La situation d’un métal à l’autre est assez différente en termes de criticité car elle peut être géologique et/ou liée au risque d’approvisionnement et/ou à la concentration géographique de la production. Pour les pays de l’Union européenne dont les sous-sols sont peu féconds en terres rares, la dépendance est forte.

La géopolitique de tous les dangers

Comme le montrent les chiffres de géolocalisation des ressources mais aussi du traitement, les activités minières sont très concentrées. Or, on se retrouve dans une double sujétion qui accroît la vulnérabilité des pays.

« D’un côté, on constate la dépendance des pays qui ont besoin de ces matières et de l’autre côté, celle dans laquelle on met les pays qui se spécialisent dans la production de ces minéraux. Ceux-là se retrouvent à être dépendants des premiers du point de vue alimentaire et de tous leurs biens de consommation » dit Philippe Bihouix.

C’est la situation du Chili qui met toutes ses forces dans la production de cuivre, délaissant l’agriculture qui devrait le nourrir. Le Chili détruit une partie de ses sols et de ses cours d’eau et dépend désormais des États-Unis pour s’habiller, se nourrir… Sa fragilité s’accroît donc, masquée par des échanges économiques.

Par ailleurs, la Roumanie et le village de Geamăna dans les Carpates, qui a fait l’objet d’un reportage de Victoire Radenne pour Socialter, montre à quel point l’exploitation du cuivre peut-être mortifère. « Geamăna, c’est un village où on ne voit que le clocher dépasser puisque c’est un village qui a été englouti par tous les déchets miniers liés à l’extraction du cuivre. Des boues, des résidus produits chimiques et des roches ont littéralement englouti les surfaces agricoles et les maisons » rapporte Victoire Radenne. La Roumanie était alors dirigée par Nicolas Ceausescu qui voulait devenir puissance exportatrice, au détriment des habitants et de son pays.
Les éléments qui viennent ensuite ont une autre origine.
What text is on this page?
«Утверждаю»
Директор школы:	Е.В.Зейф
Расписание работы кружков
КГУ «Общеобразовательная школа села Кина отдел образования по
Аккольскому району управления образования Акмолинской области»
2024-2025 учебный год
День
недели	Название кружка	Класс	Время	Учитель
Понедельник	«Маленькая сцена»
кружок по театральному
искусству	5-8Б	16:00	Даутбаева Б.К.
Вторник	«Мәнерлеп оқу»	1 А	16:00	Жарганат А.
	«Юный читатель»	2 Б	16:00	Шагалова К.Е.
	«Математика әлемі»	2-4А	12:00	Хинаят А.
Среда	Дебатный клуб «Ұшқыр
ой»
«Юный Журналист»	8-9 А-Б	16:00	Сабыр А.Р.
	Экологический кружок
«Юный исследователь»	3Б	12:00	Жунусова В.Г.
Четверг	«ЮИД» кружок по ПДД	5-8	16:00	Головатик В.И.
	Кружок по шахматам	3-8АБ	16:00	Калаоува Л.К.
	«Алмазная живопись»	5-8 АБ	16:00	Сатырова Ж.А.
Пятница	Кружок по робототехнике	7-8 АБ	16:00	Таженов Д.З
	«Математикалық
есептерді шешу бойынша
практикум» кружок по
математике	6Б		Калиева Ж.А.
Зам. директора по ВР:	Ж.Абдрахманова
Des populations mal traitées

À l’intersection entre les droits de l’homme et l’extractivisme minier, il y a les risques significatifs pour les communautés locales et l’environnement.

La nature est agressée par l’extraction minière. L’exploitation effrénée des ressources minérales conduit trop souvent à la pollution de l’eau, à la destruction des écosystèmes et à la perte de biodiversité, en opposition complète avec les droits humains édictés par l’Assemblée générale des Nations Unies. Par ailleurs, la destruction des écosystèmes est une aberration dans un monde soumis à un réchauffement climatique de plus en plus rapide.

L’impact de l’extractivisme minier sur les communautés autochtones qui sont en première ligne des opérations minières est absolument disproportionné. Leurs droits à la terre, à l’autodétermination et à la préservation de leur identité culturelle sont menacés, voire franchement bafoués. Leur santé est le plus souvent atteinte et méprisée par les compagnies minières. Plus de 23 millions de personnes vivent aujourd’hui sur des zones contaminées par les mines présentes et passées. (Source : Impacts of metal mining on river systems: a global assessment – MG Maclin).

Et on ne compte pas les victimes d’accidents non déclarés. Enfin, les ressources se trouvant dans les pays en développement, le travail des enfants n’est pas rare.

Une part non négligeable de l’extraction minière se fait dans l’illégalité, malgré les tentatives timides de lutte des institutions internationales. Cette illégalité met en grand danger les personnes les plus vulnérables : enfants, migrants sans papiers venus des pays voisins, familles en situation économique difficile, qui deviennent des proies faciles.

Elle permet également tous les abus et toutes les destructions environnementales. Les entreprises multinationales, dans leur quête de profits, opèrent dans le mépris des conséquences sociales et environnementales de leurs actions. D’où la nécessité pressante d’établir des lois contraignantes et des normes plus strictes de transparence et de reddition de comptes pour garantir que les entreprises respectent les droits de l’homme et de la nature à toutes les étapes de leurs opérations.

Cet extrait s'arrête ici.